Le FIPHFP a profité de son anniversaire, le 6 juillet, pour publier à la fois son bilan d’activité et une feuille de route destinée aux employeurs publics. Derrière la communication, plusieurs outils sont déjà opérationnels — nouveau modèle de convention, autodiagnostic, formation des référents handicap — et un chantier majeur reste devant : la refonte du système déclaratif. Décryptage pour les référents handicap, RH et directions d’établissements publics.

Les faits : ce que dit le bilan d’activité

Le fonds met en avant quatre indicateurs. Sur le plan financier, plus de 129 millions d’euros consacrés au financement des aides, des conventions et des partenariats. Sur le plan des parcours, plus de 41 000 recrutements de personnes en situation de handicap ont été réalisés dans les trois versants de la Fonction publique et près de 8 700 maintiens dans l’emploi ont été accompagnés. Ces volumes sont détaillés dans le communiqué publié par le FIPHFP à l’occasion de ses vingt ans.

Le contexte reste celui d’un taux d’emploi direct de 6,36 % dans la Fonction publique, dont nous avions analysé la portée dans notre article sur le franchissement du seuil légal dans la fonction publique. Le fonds apporte cette année une lecture plus fine, par employeur : en 2025, plus des trois quarts des fonctionnaires territoriaux et la moitié des fonctionnaires hospitaliers travaillaient pour un employeur comptant au moins 6% de BOETH. Autrement dit, la moyenne nationale masque des situations très contrastées, et la moitié des agents hospitaliers relèvent encore d’un employeur sous le seuil.

Un point d’organisation mérite d’être signalé aux employeurs qui peinaient à identifier un interlocuteur : pour la 1ère fois, nous disposons de DTH dans chaque région, indique le fonds à propos de ses directeurs territoriaux au handicap. S’y ajoute le rétablissement d’un accueil téléphonique destiné à renforcer la proximité avec les employeurs publics.

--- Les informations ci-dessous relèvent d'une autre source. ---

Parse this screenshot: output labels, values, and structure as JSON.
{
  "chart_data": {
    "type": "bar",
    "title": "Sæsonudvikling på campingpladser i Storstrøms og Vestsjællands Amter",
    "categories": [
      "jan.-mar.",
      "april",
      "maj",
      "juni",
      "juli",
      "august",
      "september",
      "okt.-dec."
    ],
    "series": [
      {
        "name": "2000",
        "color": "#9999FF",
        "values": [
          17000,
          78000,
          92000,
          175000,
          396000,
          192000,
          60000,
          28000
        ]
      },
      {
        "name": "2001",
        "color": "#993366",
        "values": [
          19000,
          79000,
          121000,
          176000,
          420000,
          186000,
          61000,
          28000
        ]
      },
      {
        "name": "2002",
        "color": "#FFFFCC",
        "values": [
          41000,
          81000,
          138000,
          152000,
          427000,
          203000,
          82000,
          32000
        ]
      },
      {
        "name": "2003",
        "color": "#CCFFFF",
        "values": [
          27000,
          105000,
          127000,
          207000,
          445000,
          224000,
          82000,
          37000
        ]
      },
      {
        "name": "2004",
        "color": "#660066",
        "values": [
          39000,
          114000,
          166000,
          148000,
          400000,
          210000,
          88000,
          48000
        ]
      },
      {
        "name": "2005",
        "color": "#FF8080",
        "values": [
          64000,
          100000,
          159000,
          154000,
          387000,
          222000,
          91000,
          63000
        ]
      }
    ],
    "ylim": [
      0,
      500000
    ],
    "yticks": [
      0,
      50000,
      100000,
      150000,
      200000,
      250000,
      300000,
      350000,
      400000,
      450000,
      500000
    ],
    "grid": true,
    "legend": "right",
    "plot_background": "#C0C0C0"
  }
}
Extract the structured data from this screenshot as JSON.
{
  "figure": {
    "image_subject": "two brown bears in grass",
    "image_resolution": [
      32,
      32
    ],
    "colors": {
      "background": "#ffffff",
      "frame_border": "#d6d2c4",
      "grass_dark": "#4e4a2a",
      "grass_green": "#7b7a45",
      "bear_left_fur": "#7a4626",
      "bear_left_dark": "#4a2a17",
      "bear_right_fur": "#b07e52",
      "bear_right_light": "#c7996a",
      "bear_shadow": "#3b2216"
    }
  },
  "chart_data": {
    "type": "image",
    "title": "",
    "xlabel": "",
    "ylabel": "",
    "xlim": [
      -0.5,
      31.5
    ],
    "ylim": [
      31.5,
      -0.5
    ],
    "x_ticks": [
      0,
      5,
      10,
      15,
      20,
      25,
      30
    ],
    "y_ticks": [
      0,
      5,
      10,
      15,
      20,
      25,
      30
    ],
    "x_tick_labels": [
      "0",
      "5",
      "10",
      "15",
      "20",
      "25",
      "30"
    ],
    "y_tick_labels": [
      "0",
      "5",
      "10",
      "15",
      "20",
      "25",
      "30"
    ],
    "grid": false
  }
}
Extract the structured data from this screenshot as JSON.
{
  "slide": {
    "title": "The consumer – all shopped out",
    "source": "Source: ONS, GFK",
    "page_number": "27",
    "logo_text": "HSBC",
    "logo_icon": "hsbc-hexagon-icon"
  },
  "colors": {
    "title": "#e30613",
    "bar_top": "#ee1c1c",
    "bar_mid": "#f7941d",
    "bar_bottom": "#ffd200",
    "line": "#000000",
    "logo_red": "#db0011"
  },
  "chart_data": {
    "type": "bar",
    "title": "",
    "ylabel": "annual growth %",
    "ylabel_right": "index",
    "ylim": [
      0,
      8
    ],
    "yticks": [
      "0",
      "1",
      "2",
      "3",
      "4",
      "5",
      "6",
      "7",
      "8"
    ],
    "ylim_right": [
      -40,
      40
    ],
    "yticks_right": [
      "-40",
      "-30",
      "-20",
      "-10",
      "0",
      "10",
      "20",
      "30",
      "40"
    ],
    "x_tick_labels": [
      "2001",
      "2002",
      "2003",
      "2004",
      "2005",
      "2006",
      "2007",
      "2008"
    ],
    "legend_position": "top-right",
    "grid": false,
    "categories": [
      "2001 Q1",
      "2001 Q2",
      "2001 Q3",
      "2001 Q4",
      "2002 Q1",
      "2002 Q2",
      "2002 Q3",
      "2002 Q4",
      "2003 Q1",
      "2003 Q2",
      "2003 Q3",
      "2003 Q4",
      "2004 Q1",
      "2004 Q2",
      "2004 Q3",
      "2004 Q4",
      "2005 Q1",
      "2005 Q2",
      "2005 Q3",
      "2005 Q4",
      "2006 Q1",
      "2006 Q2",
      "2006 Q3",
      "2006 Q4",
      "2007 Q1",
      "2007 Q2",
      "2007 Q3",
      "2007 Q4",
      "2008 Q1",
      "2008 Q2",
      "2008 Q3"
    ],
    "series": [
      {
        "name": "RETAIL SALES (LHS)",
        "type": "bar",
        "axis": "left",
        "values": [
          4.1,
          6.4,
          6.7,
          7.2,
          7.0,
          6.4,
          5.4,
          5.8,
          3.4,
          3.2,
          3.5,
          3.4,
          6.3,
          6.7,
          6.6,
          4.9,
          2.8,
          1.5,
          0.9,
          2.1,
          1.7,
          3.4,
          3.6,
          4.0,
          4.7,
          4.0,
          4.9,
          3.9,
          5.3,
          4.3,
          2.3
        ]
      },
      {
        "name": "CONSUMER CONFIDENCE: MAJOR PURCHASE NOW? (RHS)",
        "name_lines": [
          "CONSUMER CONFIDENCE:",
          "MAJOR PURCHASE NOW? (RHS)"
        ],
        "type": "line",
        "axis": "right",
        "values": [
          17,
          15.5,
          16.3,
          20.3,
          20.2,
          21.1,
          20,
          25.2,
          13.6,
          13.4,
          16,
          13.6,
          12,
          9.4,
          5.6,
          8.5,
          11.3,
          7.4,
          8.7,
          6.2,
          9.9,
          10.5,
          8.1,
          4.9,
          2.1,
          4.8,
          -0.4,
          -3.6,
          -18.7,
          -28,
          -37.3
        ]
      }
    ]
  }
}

L’obligation elle-même n’a pas changé. Tout employeur public d’au moins 20 équivalents temps plein (ETP) a l’obligation d’employer des personnes en situation de handicap dans une proportion minimale de 6 % de l’effectif total, comme le rappelle le portail de la fonction publique sur l’obligation d’emploi. Depuis la réforme, le taux de l’obligation d’emploi est maintenu à 6%, mais pourra être révisé tous les 5 ans en tenant compte de la part des bénéficiaires de l’OETH dans la population active et de leur situation au regard du marché du travail.

En cas de manquement, la loi soumet les employeurs publics à une contribution financière, désormais alignée sur le privé, au Fonds pour l’insertion des personnes handicapées dans la fonction publique (FIPHFP). Le calcul repose sur le nombre d’unités manquantes X le coefficient correspondant à la taille du déclarant (400 à 600 selon les effectifs) X le taux du Smic au 31/12 de l’année N-1, avec des paliers explicites : entre 20 et 249 salariés : 400 — Entre 250 et 749 salariés : 500 — 750 salariés ou plus : 600. Le mécanisme complet, aides comprises, est repris dans notre article sur les obligations OETH et les aides du FIPHFP.

Le rapprochement avec le secteur privé est réel mais partiel. Côté entreprises, l’obligation d’emploi des travailleurs handicapés (OETH) impose à toute entreprise d’au moins 20 salariés d’employer des travailleurs handicapés à hauteur de 6 % de l’effectif moyen annuel (EMA), avec une règle d’assujettissement propre : toute entreprise qui atteint ou dépasse le seuil des 20 salariés pendant 5 années civiles consécutives est soumise à l’obligation d’emploi. Les employeurs privés durablement inactifs s’exposent en outre à une pénalité renforcée, une sur-contribution fixée à 1 500 fois le Smic horaire brut, soit 17 820 € pour la contribution due en 2026 au titre de l’année 2025. Notre comparatif détaillé des régimes public et privé revient sur ces écarts, et notre guide complet de l’obligation d’emploi détaille le calcul côté entreprises, tout comme notre synthèse des obligations de l’employeur en matière de handicap.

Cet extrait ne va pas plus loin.